The chips could also help Intel compete with AMD, which recently launched the Athlon Neo chip for thin and small laptops priced between $500 and $1,500. Neo chips are designed for thin and light laptops with screens between 10 inches and 14 inches, which AMD categorizes as “ultrathin laptops.”
Based on Intel’s current Core micro architecture, the new chips will fit into small spaces and use less power than existing Core 2 Duo chips. Current Core 2 Duo ULV chips use about 10 watts, and Core 2 Duo processors for mainstream laptops use as much as 35 watts.
Intel’s most prominent Core-based ULV chips — Core 2 Duo SU9400 and SU9300 — are used in expensive ultraportable laptops such as Lenovo’s X300 and Fujitsu’s LifeBook P8020. Those laptops are known for their small form factor and good battery life. An Intel ULV chip also goes into the MacBook Air.
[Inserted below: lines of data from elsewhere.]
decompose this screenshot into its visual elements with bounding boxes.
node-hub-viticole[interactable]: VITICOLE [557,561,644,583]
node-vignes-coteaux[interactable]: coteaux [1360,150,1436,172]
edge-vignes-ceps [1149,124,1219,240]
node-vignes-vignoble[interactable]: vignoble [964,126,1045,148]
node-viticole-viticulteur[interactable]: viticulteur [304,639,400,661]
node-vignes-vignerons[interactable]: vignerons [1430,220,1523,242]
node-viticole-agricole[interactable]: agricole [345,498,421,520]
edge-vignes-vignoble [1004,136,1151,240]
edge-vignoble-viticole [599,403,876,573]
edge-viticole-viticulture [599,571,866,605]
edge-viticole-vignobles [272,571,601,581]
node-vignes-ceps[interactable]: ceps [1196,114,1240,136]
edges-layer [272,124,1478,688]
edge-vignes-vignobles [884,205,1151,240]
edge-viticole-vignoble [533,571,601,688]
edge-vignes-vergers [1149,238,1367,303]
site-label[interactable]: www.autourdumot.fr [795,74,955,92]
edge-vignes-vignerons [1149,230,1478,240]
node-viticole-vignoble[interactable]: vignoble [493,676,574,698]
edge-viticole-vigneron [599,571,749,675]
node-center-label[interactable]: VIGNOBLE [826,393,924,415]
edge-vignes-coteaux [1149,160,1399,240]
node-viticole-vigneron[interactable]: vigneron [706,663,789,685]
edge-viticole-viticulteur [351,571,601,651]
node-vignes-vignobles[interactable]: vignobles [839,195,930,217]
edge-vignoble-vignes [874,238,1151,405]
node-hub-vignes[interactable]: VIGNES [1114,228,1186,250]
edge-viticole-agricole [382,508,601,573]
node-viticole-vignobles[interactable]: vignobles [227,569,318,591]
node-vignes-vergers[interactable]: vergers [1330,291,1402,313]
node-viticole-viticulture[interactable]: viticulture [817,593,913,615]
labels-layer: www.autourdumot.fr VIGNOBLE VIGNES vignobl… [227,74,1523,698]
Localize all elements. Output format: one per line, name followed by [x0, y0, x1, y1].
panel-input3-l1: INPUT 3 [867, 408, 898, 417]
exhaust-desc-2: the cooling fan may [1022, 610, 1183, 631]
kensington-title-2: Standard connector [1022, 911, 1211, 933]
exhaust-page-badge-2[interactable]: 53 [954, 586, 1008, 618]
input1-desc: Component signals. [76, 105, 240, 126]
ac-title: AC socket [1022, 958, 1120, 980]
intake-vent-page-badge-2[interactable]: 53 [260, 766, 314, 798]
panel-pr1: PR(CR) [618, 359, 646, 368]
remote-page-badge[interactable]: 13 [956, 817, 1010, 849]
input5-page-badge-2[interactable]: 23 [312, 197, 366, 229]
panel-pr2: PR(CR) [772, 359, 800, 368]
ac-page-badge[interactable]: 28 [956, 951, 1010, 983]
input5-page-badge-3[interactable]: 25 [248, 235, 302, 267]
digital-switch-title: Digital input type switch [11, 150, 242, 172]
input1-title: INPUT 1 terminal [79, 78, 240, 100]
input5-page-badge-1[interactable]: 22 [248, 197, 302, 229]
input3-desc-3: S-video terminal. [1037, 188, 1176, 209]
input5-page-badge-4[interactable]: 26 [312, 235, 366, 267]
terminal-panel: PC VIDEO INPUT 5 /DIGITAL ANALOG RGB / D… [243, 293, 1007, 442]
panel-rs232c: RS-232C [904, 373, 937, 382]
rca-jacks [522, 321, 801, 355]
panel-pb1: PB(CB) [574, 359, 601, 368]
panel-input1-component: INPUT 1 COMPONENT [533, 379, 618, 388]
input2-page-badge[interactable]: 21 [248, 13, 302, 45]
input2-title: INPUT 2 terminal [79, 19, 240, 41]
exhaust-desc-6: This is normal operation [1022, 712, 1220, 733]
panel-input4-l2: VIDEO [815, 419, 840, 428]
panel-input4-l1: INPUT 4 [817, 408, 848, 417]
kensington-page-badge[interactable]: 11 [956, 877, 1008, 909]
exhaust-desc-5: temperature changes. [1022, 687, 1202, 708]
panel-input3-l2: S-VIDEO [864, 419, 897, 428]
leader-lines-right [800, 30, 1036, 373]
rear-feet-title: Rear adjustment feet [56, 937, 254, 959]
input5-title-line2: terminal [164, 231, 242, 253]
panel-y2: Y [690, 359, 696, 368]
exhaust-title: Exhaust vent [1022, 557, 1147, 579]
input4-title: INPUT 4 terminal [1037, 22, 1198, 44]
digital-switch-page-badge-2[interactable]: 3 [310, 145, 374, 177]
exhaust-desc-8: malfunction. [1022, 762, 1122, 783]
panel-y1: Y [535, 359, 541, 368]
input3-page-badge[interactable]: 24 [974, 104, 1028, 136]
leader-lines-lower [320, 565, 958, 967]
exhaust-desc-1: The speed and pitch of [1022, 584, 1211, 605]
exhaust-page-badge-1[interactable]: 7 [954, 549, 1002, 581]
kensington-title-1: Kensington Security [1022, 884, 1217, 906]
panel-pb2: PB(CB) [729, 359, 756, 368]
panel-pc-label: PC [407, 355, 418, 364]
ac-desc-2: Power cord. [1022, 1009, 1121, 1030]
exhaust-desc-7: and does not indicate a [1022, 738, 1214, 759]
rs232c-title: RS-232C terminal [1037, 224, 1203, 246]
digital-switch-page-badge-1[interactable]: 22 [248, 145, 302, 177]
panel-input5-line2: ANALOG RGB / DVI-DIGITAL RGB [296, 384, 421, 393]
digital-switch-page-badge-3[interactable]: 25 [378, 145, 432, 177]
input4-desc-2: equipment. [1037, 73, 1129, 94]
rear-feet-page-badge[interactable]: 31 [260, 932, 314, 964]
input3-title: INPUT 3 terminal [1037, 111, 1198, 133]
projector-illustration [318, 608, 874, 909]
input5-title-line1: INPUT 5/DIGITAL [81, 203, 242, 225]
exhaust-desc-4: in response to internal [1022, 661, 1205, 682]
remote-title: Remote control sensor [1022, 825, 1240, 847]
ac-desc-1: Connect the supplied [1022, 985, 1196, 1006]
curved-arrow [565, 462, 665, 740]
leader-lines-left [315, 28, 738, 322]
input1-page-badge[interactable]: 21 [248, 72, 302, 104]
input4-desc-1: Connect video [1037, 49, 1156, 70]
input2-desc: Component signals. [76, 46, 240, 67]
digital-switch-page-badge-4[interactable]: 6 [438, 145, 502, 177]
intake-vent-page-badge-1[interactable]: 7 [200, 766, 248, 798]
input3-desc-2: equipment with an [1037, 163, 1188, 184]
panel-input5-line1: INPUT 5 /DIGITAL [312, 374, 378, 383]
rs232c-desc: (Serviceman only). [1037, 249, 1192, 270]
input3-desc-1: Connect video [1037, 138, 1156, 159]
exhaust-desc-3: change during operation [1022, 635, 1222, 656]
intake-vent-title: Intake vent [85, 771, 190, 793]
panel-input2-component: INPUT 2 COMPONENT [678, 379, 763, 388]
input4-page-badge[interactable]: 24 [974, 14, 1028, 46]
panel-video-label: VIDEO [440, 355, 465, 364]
AMD has criticized the premium pricing of ultraportable notebooks that carry Intel’s ULV chips. Users don’t have an appetite for expensive ultraportables such as the MacBook Air, and pricing has been a key impediment to the adoption of such laptops, AMD has said.
AMD launched the Neo processor to enable a new price point for thin and light laptops that provide full PC functionality.
Intel did not comment on whether it intended to compete with AMD in the ultrathin space.